Viviana regala ad Aurora il cofanetto di Twin Peaks, è uno sbaglio perché la figlia le aveva chiesto un’altra serie, ma si rivela un elemento cruciale: per la ragazza le vicende enigmatiche di Laura Palmer diverranno uno sprone e una chiave per scrutare il cuore del proprio disagio, per esplorare l’estensione della frattura. Diego invece tenterà di aggrapparsi all’università, ai lavoretti precari, all’amore per Antonella – altra amica di Taddeo e frequentatrice di casa Romano – che poi chissà se è davvero amore: tutti colpi sparati d’istinto ma un po’ alla cieca, per definire un perimetro, per saggiare il buio e stanare un nemico che neanche sai se esiste, se ha una forma, pure lui.

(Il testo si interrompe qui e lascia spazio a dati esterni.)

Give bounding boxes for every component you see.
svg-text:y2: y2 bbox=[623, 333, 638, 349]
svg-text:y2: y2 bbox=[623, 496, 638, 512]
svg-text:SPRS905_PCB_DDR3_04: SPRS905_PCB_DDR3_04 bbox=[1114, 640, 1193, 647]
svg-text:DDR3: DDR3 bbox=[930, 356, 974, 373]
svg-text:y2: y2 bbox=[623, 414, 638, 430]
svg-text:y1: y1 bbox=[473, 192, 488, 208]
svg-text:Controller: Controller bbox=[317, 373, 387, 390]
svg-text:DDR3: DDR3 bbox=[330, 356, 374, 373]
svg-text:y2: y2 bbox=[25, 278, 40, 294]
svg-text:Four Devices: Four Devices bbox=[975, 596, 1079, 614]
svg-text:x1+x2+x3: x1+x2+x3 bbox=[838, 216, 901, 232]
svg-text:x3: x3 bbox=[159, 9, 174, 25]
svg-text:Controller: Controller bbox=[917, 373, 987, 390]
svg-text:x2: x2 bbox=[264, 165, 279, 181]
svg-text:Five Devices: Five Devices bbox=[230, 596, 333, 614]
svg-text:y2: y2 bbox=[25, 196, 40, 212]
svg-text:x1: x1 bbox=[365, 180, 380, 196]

Col romanzo d’esordio Grande nave che affonda, il classe 1991 Andrea Cappuccini ha aperto l’otturatore su una suburra diversa dalle mostre delle atrocità divenute standard soprattutto per la forza pervasiva e persuasiva di cinema e serie TV. Anziché un precipitare brusco nel tramonto di tutti i valori, tra le fauci di un presente sempre più cinico e brutale, Cappuccini fa emergere la stasi di un tempo viscoso, l’inerzia di giorni svuotati di futuro, uno sprofondare lento ma vertiginoso nell’indeterminatezza, situazione che affiora soprattutto nella linea d’ombra tra metropoli e periferia, luogo ibrido e cicatriziale dove il gioco ipnotico della civiltà ad alto tasso tecnologico è già in corso ma non ancora a pieno regime, quindi più debole e inarticolato, anche se decentralizzazione e gentrificazione già macinano le particolarità e le distanze, togliendo senso al concetto stesso di periferico, non fosse perché lo propaga ovunque in un vasto progetto di decentralizzazione.

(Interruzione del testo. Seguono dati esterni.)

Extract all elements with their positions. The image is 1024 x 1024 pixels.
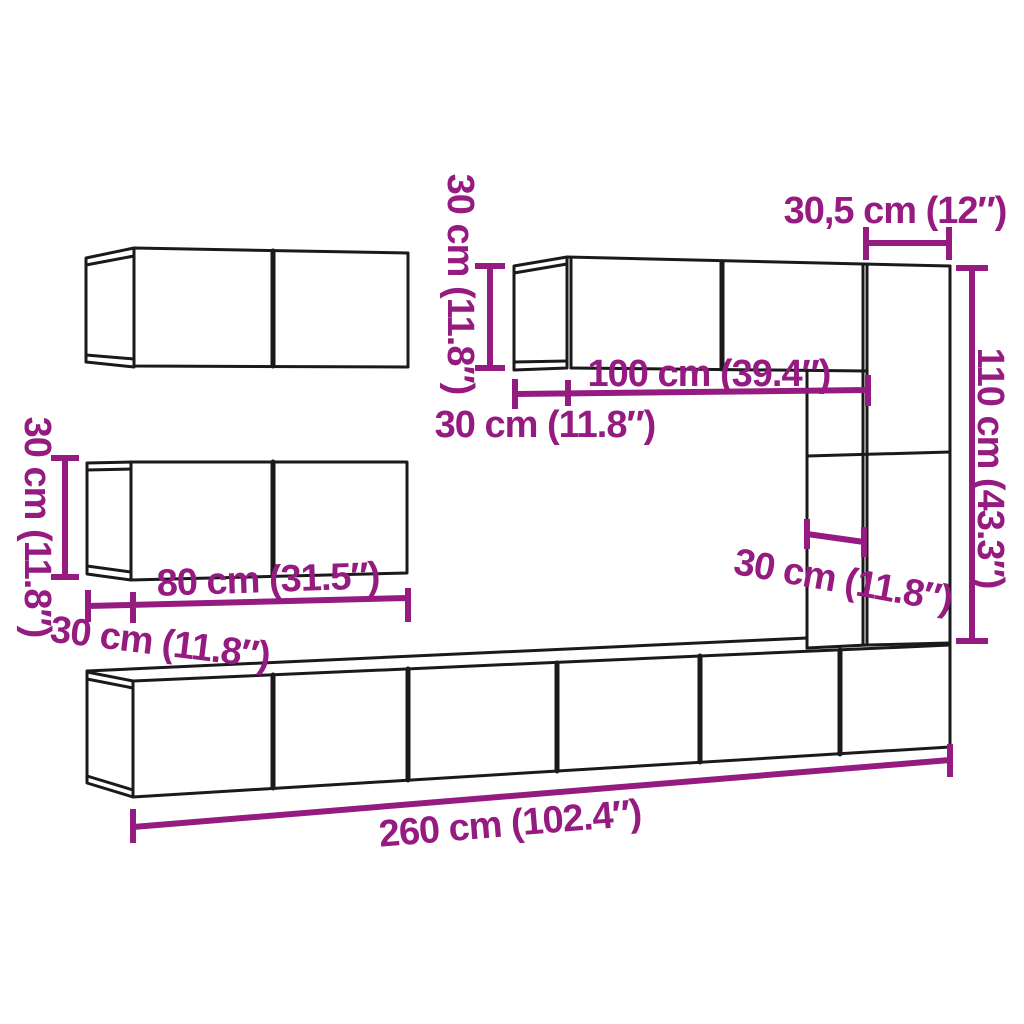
corner-column-side-bottom-edge — [807, 645, 867, 648]
corner-column-shelf-line — [807, 452, 950, 456]
cabinet-top-left-side-inner-bottom — [86, 355, 134, 359]
dim-upper-right-cabinet-height: 30 cm (11.8″) — [439, 174, 505, 395]
cabinet-top-left-side-panel — [86, 248, 134, 367]
dim-upper-right-cabinet-height-label: 30 cm (11.8″) — [439, 174, 481, 395]
dim-corner-cabinet-height: 110 cm (43.3″) — [956, 268, 1011, 641]
dim-corner-cabinet-width: 30,5 cm (12″) — [784, 190, 1007, 260]
cabinet-mid-left-side-panel — [87, 462, 131, 580]
bottom-row-side-inner-bottom — [87, 776, 133, 790]
diagram-svg: 30 cm (11.8″) 30,5 cm (12″) 100 cm (39.4… — [0, 0, 1024, 1024]
dim-corner-cabinet-depth-line — [807, 519, 864, 557]
cabinet-top-right-side-panel — [514, 257, 567, 370]
cabinet-mid-left-side-inner-top — [87, 469, 131, 470]
dim-left-cabinet-width-label: 80 cm (31.5″) — [156, 555, 380, 605]
dim-corner-cabinet-width-label: 30,5 cm (12″) — [784, 190, 1007, 232]
cabinet-top-left — [86, 248, 408, 367]
dim-corner-cabinet-depth: 30 cm (11.8″) — [731, 519, 956, 621]
dim-bottom-row-width: 260 cm (102.4″) — [133, 744, 950, 856]
dim-left-cabinet-height: 30 cm (11.8″) — [16, 417, 79, 638]
dim-upper-right-cabinet-depth-label: 30 cm (11.8″) — [435, 404, 656, 446]
dimension-diagram: 30 cm (11.8″) 30,5 cm (12″) 100 cm (39.4… — [0, 0, 1024, 1024]
dim-left-cabinet-height-label: 30 cm (11.8″) — [16, 417, 58, 638]
cabinet-mid-left-side-inner-bottom — [87, 566, 131, 572]
cabinet-top-right-side-inner-bottom — [514, 361, 567, 362]
dim-corner-cabinet-depth-label: 30 cm (11.8″) — [731, 541, 956, 621]
cabinet-top-right-top-edge — [567, 257, 950, 266]
dim-corner-cabinet-height-label: 110 cm (43.3″) — [969, 348, 1011, 589]
dim-upper-right-cabinet-width-label: 100 cm (39.4″) — [588, 353, 831, 395]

La nebbia che cala sull’inverno di Torricella – una nebbia naturale però misteriosa, fatale e indifferente, che offusca i sensi e ispessisce le distanze – è un palese espediente narrativo, tanto che sembra staccarsi dalla trama e vibrare sulla pelle della narrazione con intenti chiaramente simbolici: viene da pensare all’isolamento che abbiamo tutti sperimentato – chi più chi meno – con il lockdown, ma c’è come qualcosa di più profondo, che arriva da più lontano, che allude al bozzolo angosciante e al tempo stesso confortevole in cui ci stiamo rinchiudendo.

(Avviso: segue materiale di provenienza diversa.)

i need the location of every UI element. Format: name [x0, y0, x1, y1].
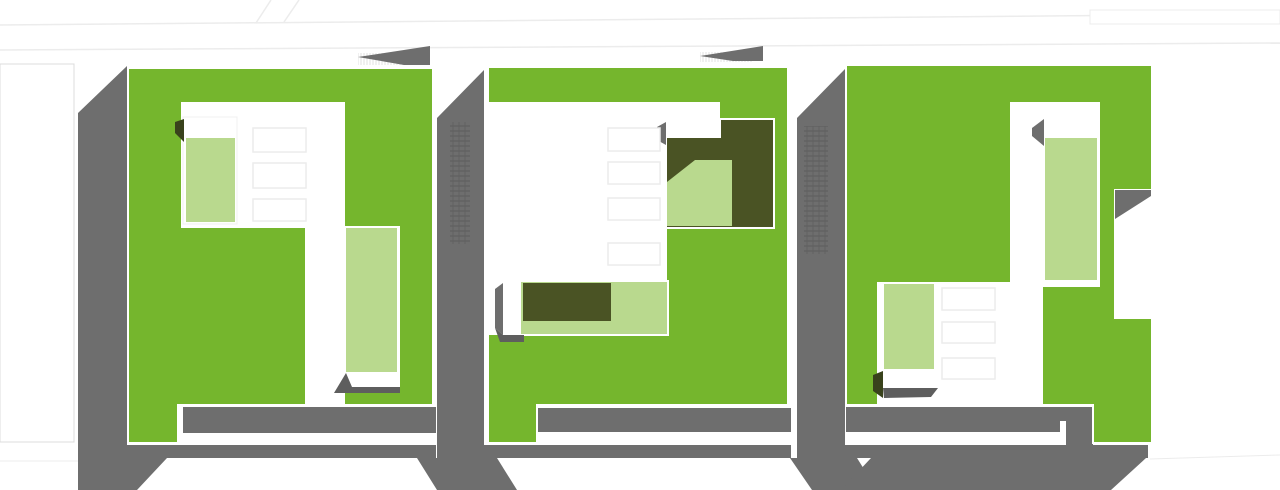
building3-pavilion-band — [883, 370, 937, 390]
site-plan-stage — [0, 0, 1280, 490]
building1-south-band — [127, 445, 436, 458]
building3-bar-window — [1060, 421, 1066, 433]
building2-skylight-2 — [608, 162, 660, 184]
building1-pavilion-lawn — [186, 138, 235, 222]
building2-skylight-4 — [608, 243, 660, 265]
building3-skylight-1 — [942, 288, 995, 310]
building1-skylight-1 — [253, 128, 306, 152]
building2-bar-deck — [523, 283, 611, 321]
building1-skylight-3 — [253, 199, 306, 221]
building3-inner-bar-right — [1066, 432, 1093, 445]
site-plan-rendering — [0, 0, 1280, 490]
building3-south-footing — [841, 458, 1146, 490]
wall-strip-b-windows — [804, 126, 828, 254]
building3-notch-wedge — [1115, 190, 1151, 219]
building1-inner-bar — [183, 407, 436, 433]
building2-skylight-3 — [608, 198, 660, 220]
building1-west-wall — [78, 66, 127, 458]
street-line-lower — [0, 43, 1280, 50]
street-line-bottomright — [1150, 455, 1280, 459]
building3-south-band — [845, 445, 1148, 458]
wall-strip-a-footing — [417, 458, 517, 490]
building2-bar-side-shadow — [495, 283, 503, 335]
building3-skylight-3 — [942, 358, 995, 379]
building3-pavilion-base-shadow — [883, 388, 938, 398]
building3-skylight-2 — [942, 322, 995, 343]
street-line-upper — [0, 14, 1280, 25]
building1-terrace-lawn — [346, 228, 397, 372]
building3-inner-bar — [846, 407, 1093, 432]
building1-skylight-2 — [253, 163, 306, 188]
building2-skylight-1 — [608, 128, 660, 151]
building1-west-wall-footing — [78, 458, 167, 490]
building2-bar-cap — [503, 281, 521, 335]
street-block-left — [0, 64, 74, 442]
street-branch-left — [256, 0, 271, 23]
building3-pavilion-lawn — [883, 283, 935, 370]
building2-south-band — [484, 445, 791, 458]
wall-strip-a-windows — [450, 122, 470, 244]
street-block-topright — [1090, 10, 1280, 24]
street-branch-right — [284, 0, 299, 22]
building3-terrace-lawn — [1045, 138, 1097, 280]
building2-inner-bar — [538, 408, 791, 432]
shape-layer — [0, 0, 1280, 490]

Vale anche per la “malattia del fulmine” che ossessiona Camillo, ingrediente che più di altri sposta il centro di gravità del romanzo dalle parti del realismo magico, tolta però ogni possibilità di conforto o redenzione favolistica: alla fine resta la presa di coscienza abbacinata di una commedia che si sgretola, di un motore che si ingolfa per il torpore dell’aria, di un tempo intrappolato tra sguardi che si rimpallano una consapevolezza sempre differita, soltanto intuita, eppure già così perturbante: il dover andare avanti comunque, un passo anzi un centimetro alla volta, nella direzione cieca del domani smarrito, esausto, imploso.

“Tutto sommato le cose quasi cominciavano ad andare. Poi magari era solo quella sensazione che si ha finita l’estate di essere riposati e voler ripartire, sensazione che alle volte neanche è legata alla realtà dei fatti ma che per abitudine, quel periodo dell’anno, ritorna e ti fa tirare avanti. Era comunque uno strano tirare avanti, uno strano andare, perché pareva che coinvolgesse solo marginalmente Torricella e chi la abitava. Alla fine lì a Torricella si era sempre come in sospeso, divisi, sparsi. Aveva a che fare con quel nonsoché che notava Camillo, con il fatto di vivere ai bordi di Roma e non essere davvero Roma, con quella sensazione dolceamara di tristezza che gli prendeva a Diego certe volte, con Settimo che ostinato si addentrava in un agire delirante e inevitabilmente solitario. Ma le cose pareva comunque andassero meglio.”